Concussione, perché è solo tentata?
Se la consegna della mazzetta è organizzata dei carabinieri, non si può parlare di un vero e proprio reato. La recente sentenza contro i due funzionari dell’antifrode ha un precedente “varesino” finito in cassazione che stupisce
La recente condanna dei due funzionari dell’agenzia delle entrate per l’episodio della mazzetta nel giaccone sta facendo discutere gli avvocati varesini, perché la decisione del gip Cristina Marzagalli di classificare il reato come tentata concussione (2 anni e entrambi gli imputati) diverge dalla decisione presa qualche mese fa dal gip Simona Pepe di condannare un terzo funzionario per concussione (reato pienamente consumato e 2 anni 10 mesi all’imputato) a fronte di un’operazione di polizia simile, ovvero una trappola tesa dai carabinieri che si misero d’accordo con le vittime per far consegnare del denaro al funzionario infedele, salvo poi arrestarlo con le mani nella marmellata, come amava dire Di Pietro quando vestiva la toga.
Posto che le circostanze sono diverse e non si possono raffrontare le due sentenze, si può tuttavia spiegare da cosa nasca l’interpretazione che vede il reato non consumato quando c’è la trappola. Le sentenza che fanno giurisprudenza sul tema sono diverse di diverso tenore, ma ce n’è una che nasce da storia partita proprio da Varese. Un ricorso che era stato proposto in cassazione dall’avvocato Giuseppe Carignola, e che il legale aveva vinto il 7 giugno del 2007. Aveva ottenuto che il reato contestato al suo cliente, un funzionario erariale condannato, fosse solo tentata concussione e non concussione vera e propria.

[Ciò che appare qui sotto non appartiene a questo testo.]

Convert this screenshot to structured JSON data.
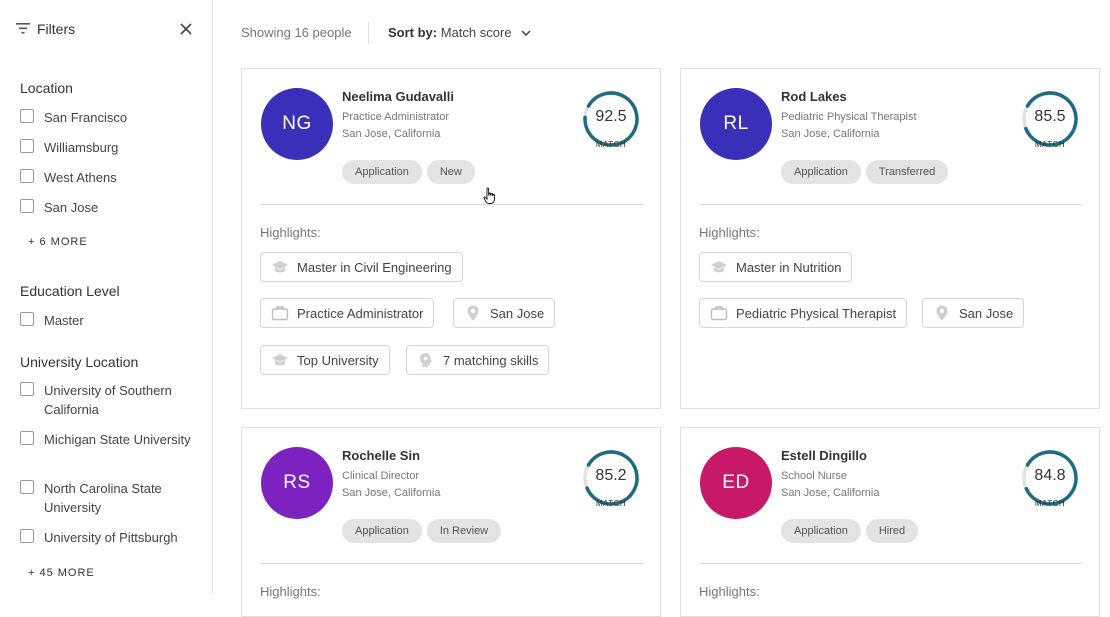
{
  "sidebar": {
    "title": "Filters",
    "location": {
      "title": "Location",
      "options": [
        "San Francisco",
        "Williamsburg",
        "West Athens",
        "San Jose"
      ],
      "more": "+ 6 MORE"
    },
    "education": {
      "title": "Education Level",
      "options": [
        "Master"
      ]
    },
    "university": {
      "title": "University Location",
      "options": [
        "University of Southern California",
        "Michigan State University",
        "North Carolina State University",
        "University of Pittsburgh"
      ],
      "more": "+ 45 MORE"
    }
  },
  "topbar": {
    "showing": "Showing 16 people",
    "sort_label": "Sort by:",
    "sort_value": "Match score"
  },
  "match_label": "MATCH",
  "highlights_label": "Highlights:",
  "colors": {
    "score_ring": "#1f6b84",
    "score_track": "#e2e2e2"
  },
  "cards": [
    {
      "initials": "NG",
      "avatar_color": "#3a2fb8",
      "name": "Neelima Gudavalli",
      "role": "Practice Administrator",
      "location": "San Jose, California",
      "score": 92.5,
      "score_text": "92.5",
      "tags": [
        "Application",
        "New"
      ],
      "highlights": {
        "degree": "Master in Civil Engineering",
        "job": "Practice Administrator",
        "city": "San Jose",
        "university": "Top University",
        "skills": "7 matching skills"
      }
    },
    {
      "initials": "RL",
      "avatar_color": "#3a2fb8",
      "name": "Rod Lakes",
      "role": "Pediatric Physical Therapist",
      "location": "San Jose, California",
      "score": 85.5,
      "score_text": "85.5",
      "tags": [
        "Application",
        "Transferred"
      ],
      "highlights": {
        "degree": "Master in Nutrition",
        "job": "Pediatric Physical Therapist",
        "city": "San Jose"
      }
    },
    {
      "initials": "RS",
      "avatar_color": "#7b22c0",
      "name": "Rochelle Sin",
      "role": "Clinical Director",
      "location": "San Jose, California",
      "score": 85.2,
      "score_text": "85.2",
      "tags": [
        "Application",
        "In Review"
      ]
    },
    {
      "initials": "ED",
      "avatar_color": "#c81968",
      "name": "Estell Dingillo",
      "role": "School Nurse",
      "location": "San Jose, California",
      "score": 84.8,
      "score_text": "84.8",
      "tags": [
        "Application",
        "Hired"
      ]
    }
  ]
}
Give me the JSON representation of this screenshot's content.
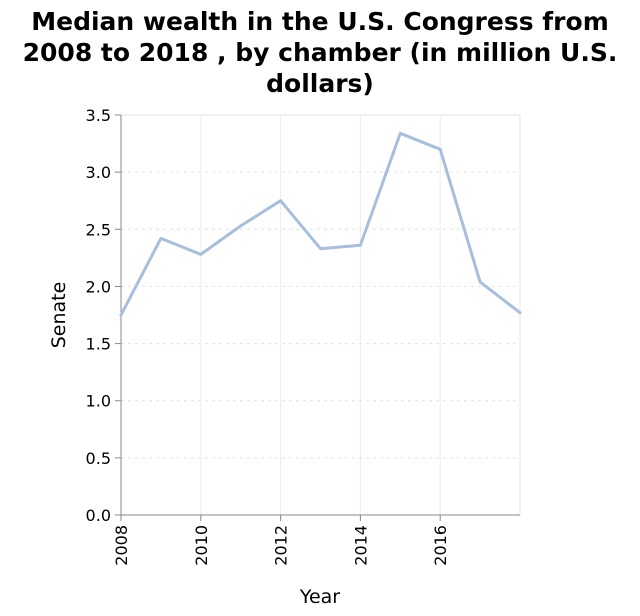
{
  "chart_data": {
    "type": "line",
    "title_lines": [
      "Median wealth in the U.S. Congress from",
      "2008 to 2018 , by chamber (in million U.S.",
      "dollars)"
    ],
    "xlabel": "Year",
    "ylabel": "Senate",
    "x_ticks": [
      "2008",
      "2010",
      "2012",
      "2014",
      "2016"
    ],
    "y_ticks": [
      "0.0",
      "0.5",
      "1.0",
      "1.5",
      "2.0",
      "2.5",
      "3.0",
      "3.5"
    ],
    "xlim": [
      2008,
      2018
    ],
    "ylim": [
      0,
      3.5
    ],
    "grid": true,
    "line_color": "#a7bfdc",
    "series": [
      {
        "x": [
          2008,
          2009,
          2010,
          2011,
          2012,
          2013,
          2014,
          2015,
          2016,
          2017,
          2018
        ],
        "values": [
          1.75,
          2.42,
          2.28,
          2.53,
          2.75,
          2.33,
          2.36,
          3.34,
          3.2,
          2.04,
          1.77
        ]
      }
    ]
  }
}
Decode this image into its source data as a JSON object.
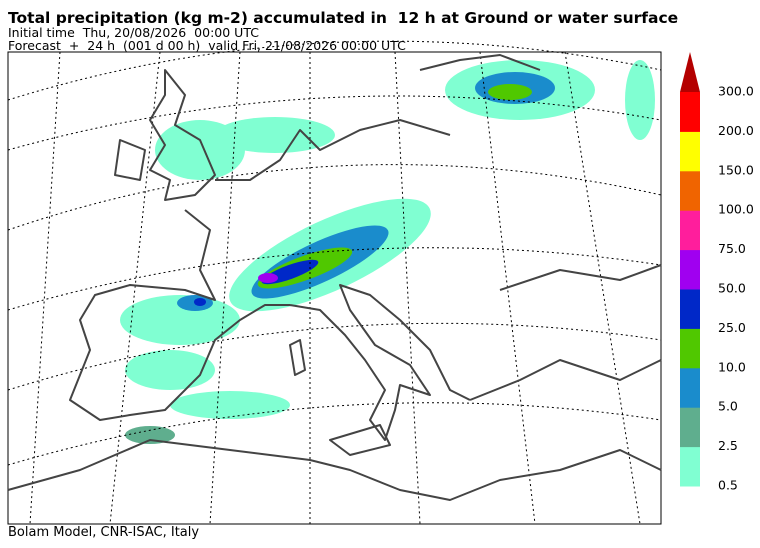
{
  "header": {
    "title": "Total precipitation (kg m-2) accumulated in  12 h at Ground or water surface",
    "initial_time": "Initial time  Thu, 20/08/2026  00:00 UTC",
    "forecast": "Forecast  +  24 h  (001 d 00 h)  valid Fri, 21/08/2026 00:00 UTC"
  },
  "legend": {
    "labels": [
      "0.5",
      "2.5",
      "5.0",
      "10.0",
      "25.0",
      "50.0",
      "75.0",
      "100.0",
      "150.0",
      "200.0",
      "300.0"
    ],
    "colors": [
      "#80ffd2",
      "#5fae8e",
      "#1a8ccc",
      "#50c800",
      "#0028c8",
      "#a000f0",
      "#ff1e9c",
      "#f06400",
      "#ffff00",
      "#ff0000"
    ],
    "extend_color": "#b40000"
  },
  "footer": "Bolam Model, CNR-ISAC, Italy"
}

In quel caso, era accaduto che una cooperativa aveva ricevuto un avviso di ingiunzione di pagamento entro il 30 novembre del 2002 (termine già scaduto al momento della ricezione dell’atto) di 16mila euro, per il ritardato versamento di ritenute di acconto per dipendenti, con il rischio di una multa da 32mila euro, se il pagamento non fosse avvenuto entro il termine assegnato. Il funzionario erariale, contattato da una dipendente della cooperativa per ottenere la correzione dell’errore e la rateizzazione di quanto dovuto, aveva però fatto una richiesta di soldi. L’amministratore della cooperativa aveva denunciato tutto e si era rivolto ai carabinieri della stazione di Luino. I militari lo avevano esortato a proseguire la trattativa, cioè i successivi contatti erano avvenuti su sollecitazione delle forze dell’ordine. Il funzionario aveva quindi ribadito la sua proposta “indecente”, aveva concordato un incontro con l’amministratore; in tale occasione era stato arrestato e trovato in possesso di banconote per 1000 euro, e un assegno di 6mila euro.
Nel ricorso, l’imputato contestava la sussistenza del delitto consumato, sostenendo che la riserva mentale e la collaborazione con la polizia giudiziaria caratterizzarono la condotta della vittima. In tale caso, avendo il soggetto passivo scelto di non cedere al sopruso del pubblico ufficiale infedele, l’iter criminoso non si sarebbe realizzato e sarebbe configurabile la figura del solo tentativo di concussione.
La corte di cassazione gli diede ragione, proponendo un distinguo. Se la vittima promette di pagare di sua spontanea volontà, e solo successivamente avvisa la polizia, in quel caso, il reato è concussione, poiché la promessa volontaria del soggetto configura già un reato consumato. Viceversa – scrivano i giudci in quel caso – se la promessa di assoggettarsi al ricatto viene dopo la predisposizione di un accordo con la polizia, per un piano diretto ad individuare il funzionario infedele, allora non matura il reato vero e proprio, ma si deve parlare solo di tentata concussione. Come dire, che se l’imprenditore sapeva che non era sotto ricatto ma era una trappola, non poteva subire le conseguenze di un comportamento illecito.
Ai profani sembrerà un po’ spaccare il capello il quattro, ma certe finezze, diciamo così, sono un po’ il motivo per cui esistono gli avvocati. per la cronaca, nel caso dei due funzionari condannati a Varese, il pm Agostino Abate sosteneva proprio che la promessa “libera” vi era stata, e forse farà ricorso in appello.